Baku, Azerbaijan, March 3
By Aygun Badalova - Trend:
International Bank of Azerbaijan (IBA, BB/Stable/b-) will probably need further support, in addition to that already received, to offset the impact of the depreciation of the manat and restore its capital ratios, Fitch Ratings says.
"However, we expect capital contributions and/or continued regulatory forbearance to be forthcoming, and hence do not anticipate negative rating action as a result of the weakening of the bank's solvency," the agency said.
Such an increase in risk-weighted assets would also mean that the regulatory total capital ratio could have fallen below the 12% minimum level (from 12.02% at end-2014); this was partially offset by capital support in the form of AZN250m of subordinated debt received on 27 February from the Central Bank (CBA). In addition, the bank obtained a one-year waiver from the CBA, allowing its regulatory capital adequacy ratio (CAR) to fall to 10%.
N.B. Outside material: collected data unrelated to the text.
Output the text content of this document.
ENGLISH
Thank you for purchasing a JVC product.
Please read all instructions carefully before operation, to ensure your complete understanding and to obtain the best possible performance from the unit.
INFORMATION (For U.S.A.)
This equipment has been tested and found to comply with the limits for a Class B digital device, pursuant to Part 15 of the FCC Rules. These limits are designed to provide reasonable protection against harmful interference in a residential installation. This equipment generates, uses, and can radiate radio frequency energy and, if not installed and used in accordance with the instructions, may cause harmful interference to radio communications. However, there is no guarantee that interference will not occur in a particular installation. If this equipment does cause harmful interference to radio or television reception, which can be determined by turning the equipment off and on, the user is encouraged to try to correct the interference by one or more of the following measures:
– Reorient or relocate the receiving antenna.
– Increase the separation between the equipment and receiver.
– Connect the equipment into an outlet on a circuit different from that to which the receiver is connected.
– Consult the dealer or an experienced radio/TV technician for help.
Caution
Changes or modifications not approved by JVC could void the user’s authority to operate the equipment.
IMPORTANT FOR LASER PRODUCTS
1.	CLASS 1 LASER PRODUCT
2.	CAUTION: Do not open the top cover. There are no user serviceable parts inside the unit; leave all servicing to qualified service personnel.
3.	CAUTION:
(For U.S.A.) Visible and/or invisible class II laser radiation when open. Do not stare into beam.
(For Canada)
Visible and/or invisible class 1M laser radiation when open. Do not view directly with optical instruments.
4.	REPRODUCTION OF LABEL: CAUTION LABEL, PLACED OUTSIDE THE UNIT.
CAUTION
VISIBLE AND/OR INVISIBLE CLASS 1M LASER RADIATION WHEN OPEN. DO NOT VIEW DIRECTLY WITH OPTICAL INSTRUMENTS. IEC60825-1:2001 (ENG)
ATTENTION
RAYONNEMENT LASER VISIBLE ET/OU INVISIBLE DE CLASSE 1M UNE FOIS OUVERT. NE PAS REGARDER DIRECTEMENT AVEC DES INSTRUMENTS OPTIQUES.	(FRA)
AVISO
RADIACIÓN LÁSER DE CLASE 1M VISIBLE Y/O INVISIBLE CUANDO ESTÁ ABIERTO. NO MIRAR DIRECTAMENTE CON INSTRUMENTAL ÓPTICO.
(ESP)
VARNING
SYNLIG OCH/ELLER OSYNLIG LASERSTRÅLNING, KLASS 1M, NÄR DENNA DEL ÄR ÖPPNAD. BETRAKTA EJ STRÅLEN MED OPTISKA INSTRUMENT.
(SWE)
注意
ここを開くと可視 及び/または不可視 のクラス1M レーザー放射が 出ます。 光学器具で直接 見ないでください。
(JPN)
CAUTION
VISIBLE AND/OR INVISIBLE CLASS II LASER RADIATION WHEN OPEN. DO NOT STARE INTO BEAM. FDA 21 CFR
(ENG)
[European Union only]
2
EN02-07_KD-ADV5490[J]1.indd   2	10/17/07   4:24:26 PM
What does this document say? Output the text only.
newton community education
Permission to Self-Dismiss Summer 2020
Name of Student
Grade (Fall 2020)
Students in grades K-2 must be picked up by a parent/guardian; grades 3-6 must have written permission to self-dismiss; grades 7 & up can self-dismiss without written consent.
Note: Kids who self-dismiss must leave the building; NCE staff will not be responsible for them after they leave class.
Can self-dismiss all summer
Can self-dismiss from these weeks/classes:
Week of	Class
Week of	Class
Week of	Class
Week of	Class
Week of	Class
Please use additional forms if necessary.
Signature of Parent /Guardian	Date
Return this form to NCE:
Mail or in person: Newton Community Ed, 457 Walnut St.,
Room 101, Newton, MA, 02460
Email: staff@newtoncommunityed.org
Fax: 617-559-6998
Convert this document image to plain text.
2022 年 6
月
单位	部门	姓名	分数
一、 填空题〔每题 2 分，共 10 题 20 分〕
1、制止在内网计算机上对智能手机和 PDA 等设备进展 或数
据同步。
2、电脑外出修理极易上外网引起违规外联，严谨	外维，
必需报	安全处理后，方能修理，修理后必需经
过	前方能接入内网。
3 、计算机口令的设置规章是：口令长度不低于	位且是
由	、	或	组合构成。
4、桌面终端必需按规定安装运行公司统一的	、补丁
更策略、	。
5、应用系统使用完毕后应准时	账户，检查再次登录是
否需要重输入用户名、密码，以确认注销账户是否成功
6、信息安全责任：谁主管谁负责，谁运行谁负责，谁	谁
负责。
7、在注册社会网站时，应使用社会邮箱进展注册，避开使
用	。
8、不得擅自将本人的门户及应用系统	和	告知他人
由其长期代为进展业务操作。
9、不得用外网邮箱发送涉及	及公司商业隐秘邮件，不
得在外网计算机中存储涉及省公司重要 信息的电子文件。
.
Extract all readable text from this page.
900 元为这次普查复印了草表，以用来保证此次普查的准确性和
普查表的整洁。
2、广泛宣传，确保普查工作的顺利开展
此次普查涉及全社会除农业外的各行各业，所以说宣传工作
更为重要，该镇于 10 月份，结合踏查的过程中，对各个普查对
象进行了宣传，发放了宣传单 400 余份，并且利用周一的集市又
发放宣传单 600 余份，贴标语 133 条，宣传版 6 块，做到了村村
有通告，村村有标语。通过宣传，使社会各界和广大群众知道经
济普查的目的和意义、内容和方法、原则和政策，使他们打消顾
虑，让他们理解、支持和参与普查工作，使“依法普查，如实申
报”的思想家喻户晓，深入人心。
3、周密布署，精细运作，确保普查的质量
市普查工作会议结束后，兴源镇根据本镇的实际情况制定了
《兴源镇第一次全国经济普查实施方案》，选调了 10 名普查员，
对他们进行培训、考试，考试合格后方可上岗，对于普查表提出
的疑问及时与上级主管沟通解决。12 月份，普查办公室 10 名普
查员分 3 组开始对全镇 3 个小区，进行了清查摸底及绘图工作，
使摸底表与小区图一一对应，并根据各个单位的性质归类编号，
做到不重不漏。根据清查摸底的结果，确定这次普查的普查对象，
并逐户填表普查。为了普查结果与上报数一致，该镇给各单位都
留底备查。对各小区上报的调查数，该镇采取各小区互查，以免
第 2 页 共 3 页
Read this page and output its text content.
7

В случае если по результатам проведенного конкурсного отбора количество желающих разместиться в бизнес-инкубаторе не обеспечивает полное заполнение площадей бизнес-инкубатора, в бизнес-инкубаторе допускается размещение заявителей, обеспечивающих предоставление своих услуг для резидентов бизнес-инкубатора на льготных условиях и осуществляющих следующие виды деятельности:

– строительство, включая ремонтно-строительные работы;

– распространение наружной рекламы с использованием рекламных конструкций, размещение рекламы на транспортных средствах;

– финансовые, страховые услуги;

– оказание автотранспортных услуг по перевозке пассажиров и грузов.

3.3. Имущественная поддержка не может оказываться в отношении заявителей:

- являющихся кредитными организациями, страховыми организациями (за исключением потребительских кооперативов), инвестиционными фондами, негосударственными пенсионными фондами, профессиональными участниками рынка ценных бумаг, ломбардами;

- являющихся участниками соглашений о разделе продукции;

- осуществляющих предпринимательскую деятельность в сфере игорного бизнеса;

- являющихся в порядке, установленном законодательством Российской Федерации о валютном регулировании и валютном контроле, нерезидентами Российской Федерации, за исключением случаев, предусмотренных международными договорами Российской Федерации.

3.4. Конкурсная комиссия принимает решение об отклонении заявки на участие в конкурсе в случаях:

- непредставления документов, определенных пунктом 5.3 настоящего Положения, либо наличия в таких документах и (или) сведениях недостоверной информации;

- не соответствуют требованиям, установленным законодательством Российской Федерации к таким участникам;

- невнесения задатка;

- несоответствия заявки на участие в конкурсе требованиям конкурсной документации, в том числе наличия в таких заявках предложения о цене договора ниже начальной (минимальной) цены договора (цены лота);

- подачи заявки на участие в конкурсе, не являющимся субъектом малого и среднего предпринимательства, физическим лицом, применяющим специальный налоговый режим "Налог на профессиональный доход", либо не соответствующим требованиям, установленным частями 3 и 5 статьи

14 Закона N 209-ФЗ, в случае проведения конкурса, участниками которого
Management has also informed Fitch that the bank will accelerate a new AZN100m equity issue, with AZN50m of this expected to be contributed by the Ministry of Finance in March. This issue will be made within the framework of the bank's AZN500m recapitalisation programme, adopted in 2013, under which AZN200m had been received by end-2014. In addition, a shareholders meeting on 2 April will discuss a potential further common share issue. In case of any delay with the contribution of new capital, Fitch would expect that regulatory forbearance to support IBA's compliance with local capital requirements would be extended, the statement says.
Fitch does not expect IBA to record any significant losses as a direct result of depreciation.
IBA's 'BB' Long-term Issuer Default Rating and senior debt rating reflect the moderate probability of support from the Azerbaijani authorities, in case of need, given IBA's high systemic importance.
At the same time, failure to provide timely assistance to the bank could put downward pressure on the ratings.
Fitch does not anticipate that the additional capital pressure resulting from AZN depreciation and the higher proportion of foreign currency lending will by themselves be sufficient to warrant a downgrade of the VR.